Learning to drive the family car. It was a 58 Ford 6 cyl stick. No power anything. No AC. It had floor vents you could open to “cool” off. It already had bondo on the rocker panels and on the fenders behind the front wheels where it had rusted through even though it was only 4 years old. The car would probably not make it to 100k miles. Very few did. It had shoe brakes, no seat belts and bias-ply tires. My mother rear-ended another car once because she didn’t have the strength to lock up the wheels. I’m sure she could have stopped in time in a modern car with power disk brakes.
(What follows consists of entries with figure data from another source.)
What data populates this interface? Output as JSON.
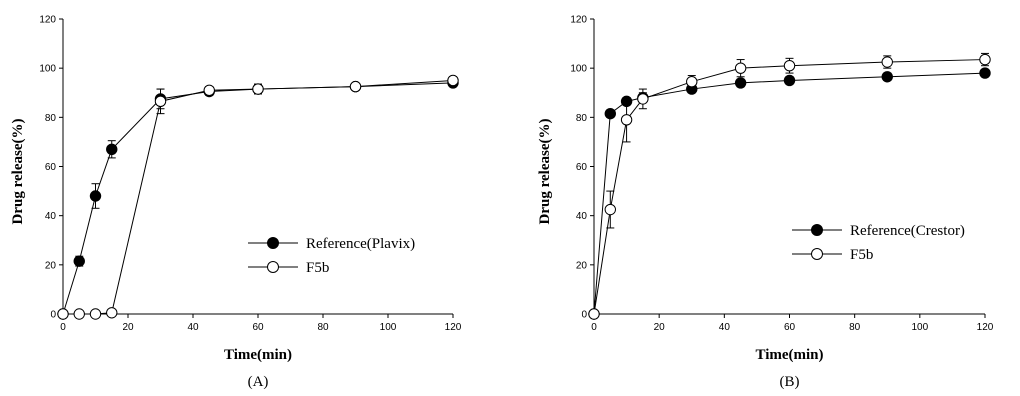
{
  "chart_data": [
    {
      "type": "line",
      "panel_label": "(A)",
      "xlabel": "Time(min)",
      "ylabel": "Drug release(%)",
      "xlim": [
        0,
        120
      ],
      "ylim": [
        0,
        120
      ],
      "xticks": [
        0,
        20,
        40,
        60,
        80,
        100,
        120
      ],
      "yticks": [
        0,
        20,
        40,
        60,
        80,
        100,
        120
      ],
      "legend_position": "right-middle",
      "series": [
        {
          "name": "Reference(Plavix)",
          "marker": "filled-circle",
          "x": [
            0,
            5,
            10,
            15,
            30,
            45,
            60,
            90,
            120
          ],
          "y": [
            0,
            21.5,
            48,
            67,
            87.5,
            90.5,
            91.5,
            92.5,
            94
          ],
          "err": [
            0,
            2,
            5,
            3.5,
            4,
            1.5,
            2,
            1,
            1
          ]
        },
        {
          "name": "F5b",
          "marker": "open-circle",
          "x": [
            0,
            5,
            10,
            15,
            30,
            45,
            60,
            90,
            120
          ],
          "y": [
            0,
            0,
            0,
            0.5,
            86.5,
            91,
            91.5,
            92.5,
            95
          ],
          "err": [
            0,
            0,
            0,
            0,
            5,
            1.5,
            2,
            1,
            1.5
          ]
        }
      ]
    },
    {
      "type": "line",
      "panel_label": "(B)",
      "xlabel": "Time(min)",
      "ylabel": "Drug release(%)",
      "xlim": [
        0,
        120
      ],
      "ylim": [
        0,
        120
      ],
      "xticks": [
        0,
        20,
        40,
        60,
        80,
        100,
        120
      ],
      "yticks": [
        0,
        20,
        40,
        60,
        80,
        100,
        120
      ],
      "legend_position": "right-middle",
      "series": [
        {
          "name": "Reference(Crestor)",
          "marker": "filled-circle",
          "x": [
            0,
            5,
            10,
            15,
            30,
            45,
            60,
            90,
            120
          ],
          "y": [
            0,
            81.5,
            86.5,
            88,
            91.5,
            94,
            95,
            96.5,
            98
          ],
          "err": [
            0,
            1.5,
            1.5,
            2,
            1.5,
            1.5,
            1.5,
            1.5,
            1.5
          ]
        },
        {
          "name": "F5b",
          "marker": "open-circle",
          "x": [
            0,
            5,
            10,
            15,
            30,
            45,
            60,
            90,
            120
          ],
          "y": [
            0,
            42.5,
            79,
            87.5,
            94.5,
            100,
            101,
            102.5,
            103.5
          ],
          "err": [
            0,
            7.5,
            9,
            4,
            2.5,
            3.5,
            3,
            2.5,
            2.5
          ]
        }
      ]
    }
  ]
}
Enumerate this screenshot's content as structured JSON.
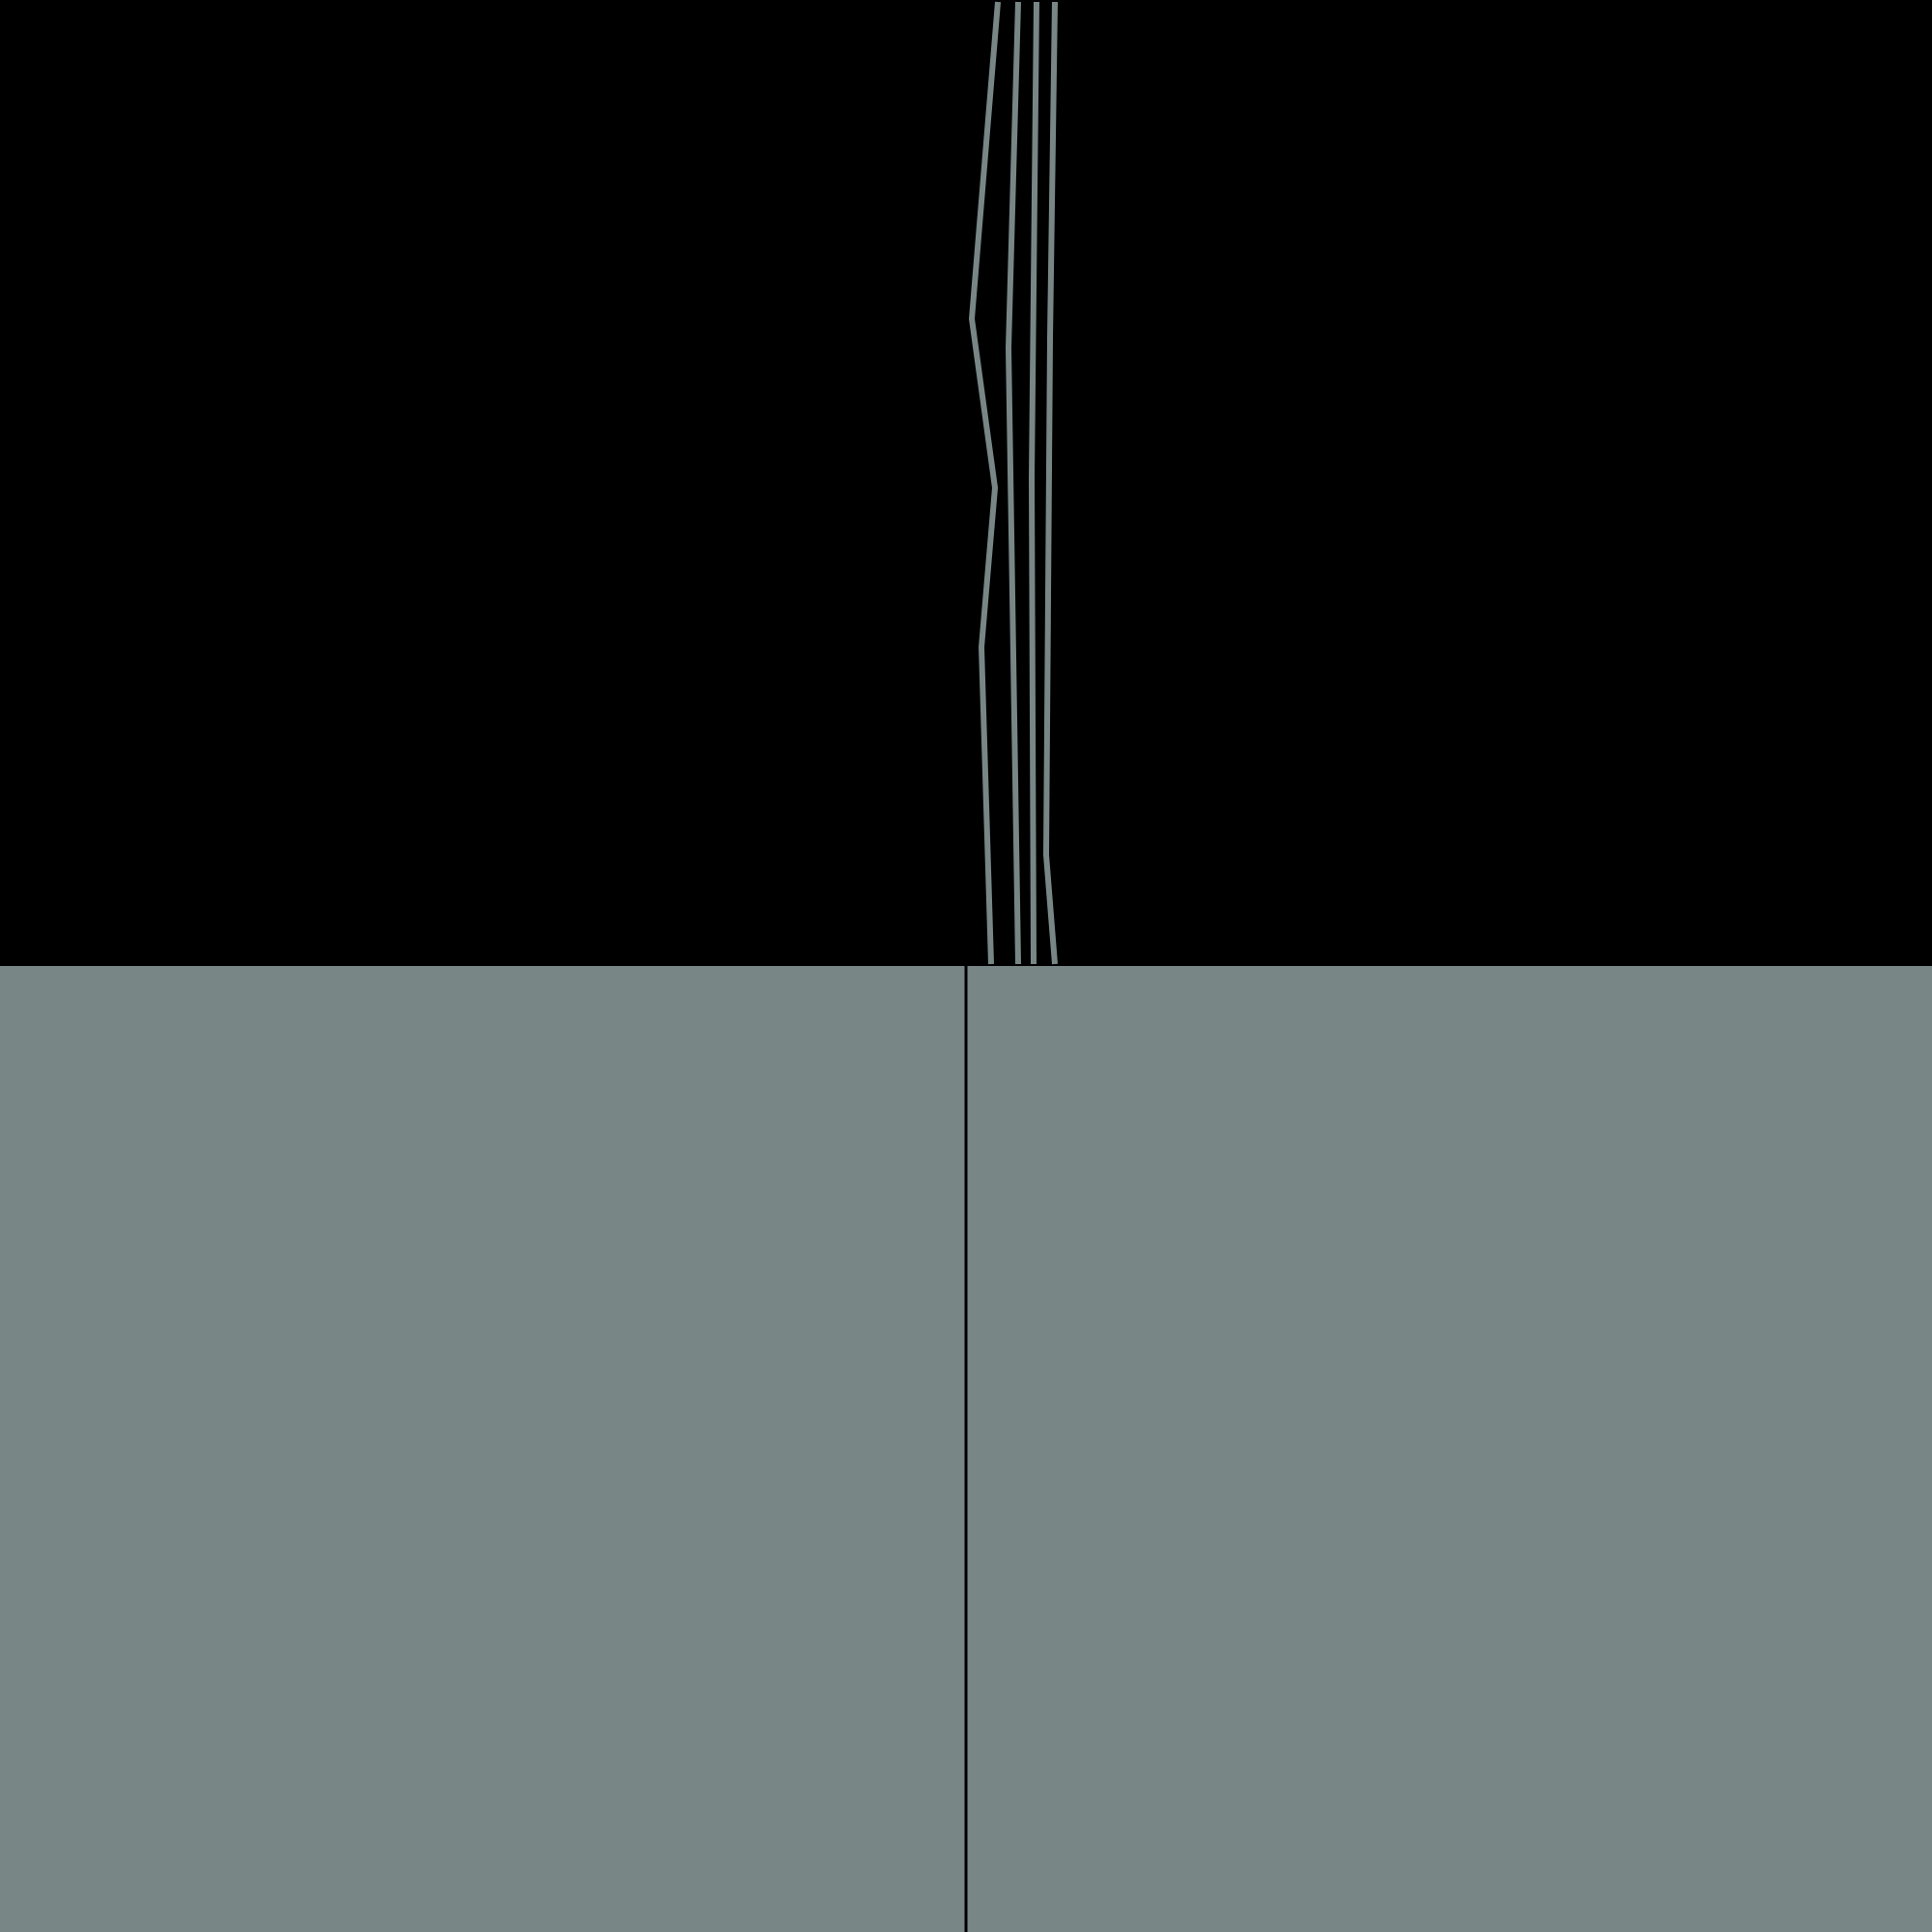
{
  "colors": {
    "background": "#000000",
    "tile": "#788686",
    "line": "#788686",
    "seam": "#000000"
  }
}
The interstate highways were just being built. The first time I drove on a road was on a 10 mile stretch of I-90 that had just been completed. Only that 10 miles existed on that stretch and there was almost no traffic. A trip to my Aunt and Uncle’s home in Charleston, WV took over 8 hours. That trip became 5 hours or less after the interstates were completed.
“The interstate highways were just being built. The first time I drove on a road was on a 10 mile stretch of I-90 that had just been completed. Only that 10 miles existed on that stretch and there was almost no traffic. A trip to my Aunt and Uncles home in Charleston, WV took over 8 hours. That trip became 5 hours or less after the interstates were completed.”
You stumbled on something there, we were BUILDING highways that improve the country greatly. Now what? Trains and light rail that no one uses? We’re friggen lost.